Interpellation – Préservation des surfaces d’assolement (SDA) : « Mange selon la hauteur de ton sac à provisions, marche selon la largeur de ton pas »

Valérie Schwaar, députée – Interpellation déposée le 15 septembre 2016

Afin de garantir l’approvisionnement de la population, même en cas de crise majeure, la Confédération exige des cantons qu’ils distinguent les parties de leur territoire se prêtant à l’agriculture et qu’ils préservent les surfaces dites d’assolement (SDA) par des mesures d’aménagement du territoire. (cf. article 6 alinéa 2 lettre a de la Loi sur l’aménagement du territoire (LAT)).
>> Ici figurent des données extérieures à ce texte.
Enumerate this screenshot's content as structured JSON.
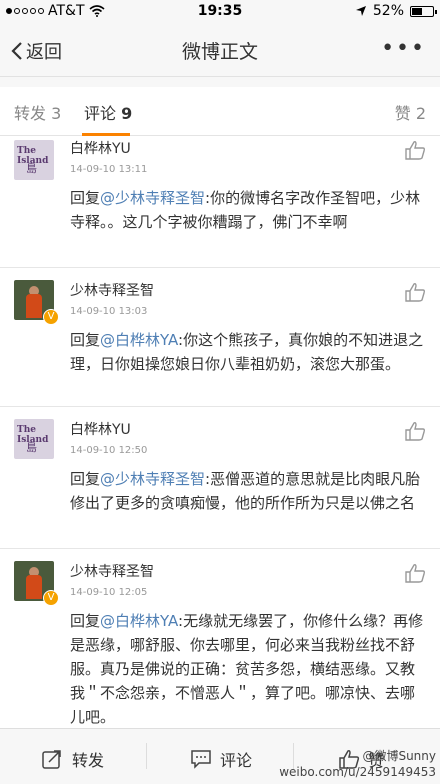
{
  "status": {
    "carrier": "AT&T",
    "time": "19:35",
    "battery": "52%",
    "battery_fraction": 0.52
  },
  "nav": {
    "back_label": "返回",
    "title": "微博正文",
    "more_label": "•••"
  },
  "tabs": [
    {
      "label": "转发",
      "count": "3"
    },
    {
      "label": "评论",
      "count": "9"
    },
    {
      "label": "赞",
      "count": "2"
    }
  ],
  "comments": [
    {
      "user": "白桦林YU",
      "time": "14-09-10 13:11",
      "avatar": "island",
      "reply_prefix": "回复",
      "mention": "@少林寺释圣智",
      "text": ":你的微博名字改作圣智吧，少林寺释。。这几个字被你糟蹋了，佛门不幸啊"
    },
    {
      "user": "少林寺释圣智",
      "time": "14-09-10 13:03",
      "avatar": "monk",
      "reply_prefix": "回复",
      "mention": "@白桦林YA",
      "text": ":你这个熊孩子，真你娘的不知进退之理，日你姐操您娘日你八辈祖奶奶，滚您大那蛋。"
    },
    {
      "user": "白桦林YU",
      "time": "14-09-10 12:50",
      "avatar": "island",
      "reply_prefix": "回复",
      "mention": "@少林寺释圣智",
      "text": ":恶僧恶道的意思就是比肉眼凡胎修出了更多的贪嗔痴慢，他的所作所为只是以佛之名"
    },
    {
      "user": "少林寺释圣智",
      "time": "14-09-10 12:05",
      "avatar": "monk",
      "reply_prefix": "回复",
      "mention": "@白桦林YA",
      "text": ":无缘就无缘罢了，你修什么缘？再修是恶缘，哪舒服、你去哪里，何必来当我粉丝找不舒服。真乃是佛说的正确：贫苦多怨，横结恶缘。又教我＂不念怨亲，不憎恶人＂，算了吧。哪凉快、去哪儿吧。"
    }
  ],
  "bottom": {
    "repost_label": "转发",
    "comment_label": "评论",
    "like_label": "赞"
  },
  "watermark": {
    "line1": "@微博Sunny",
    "line2": "weibo.com/u/2459149453"
  }
}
En 1992, le Conseil fédéral a approuvé le Plan sectoriel des surfaces d’assolement (PS SDA) qui vise le maintien à long terme du potentiel de production agricole. Dans sa Stratégie 2002 pour le développement durable, le Conseil fédéral a précisé que, dans la mesure du possible, les besoins en surfaces d’habitat et en infrastructures doivent être satisfaits sans porter atteinte aux sols à haut potentiel d’utilisation agricole.

Ce plan sectoriel attribue à chaque canton un quota de surfaces à garantir. Pour le canton de Vaud, ce quota a été fixé à 75’800 hectares (ha), soit 17 % de la surface nationale des SDA (438’560 ha). Ce chiffre correspond aux SDA inventoriées dans le canton en 1987 et 1988 à la demande de la Confédération.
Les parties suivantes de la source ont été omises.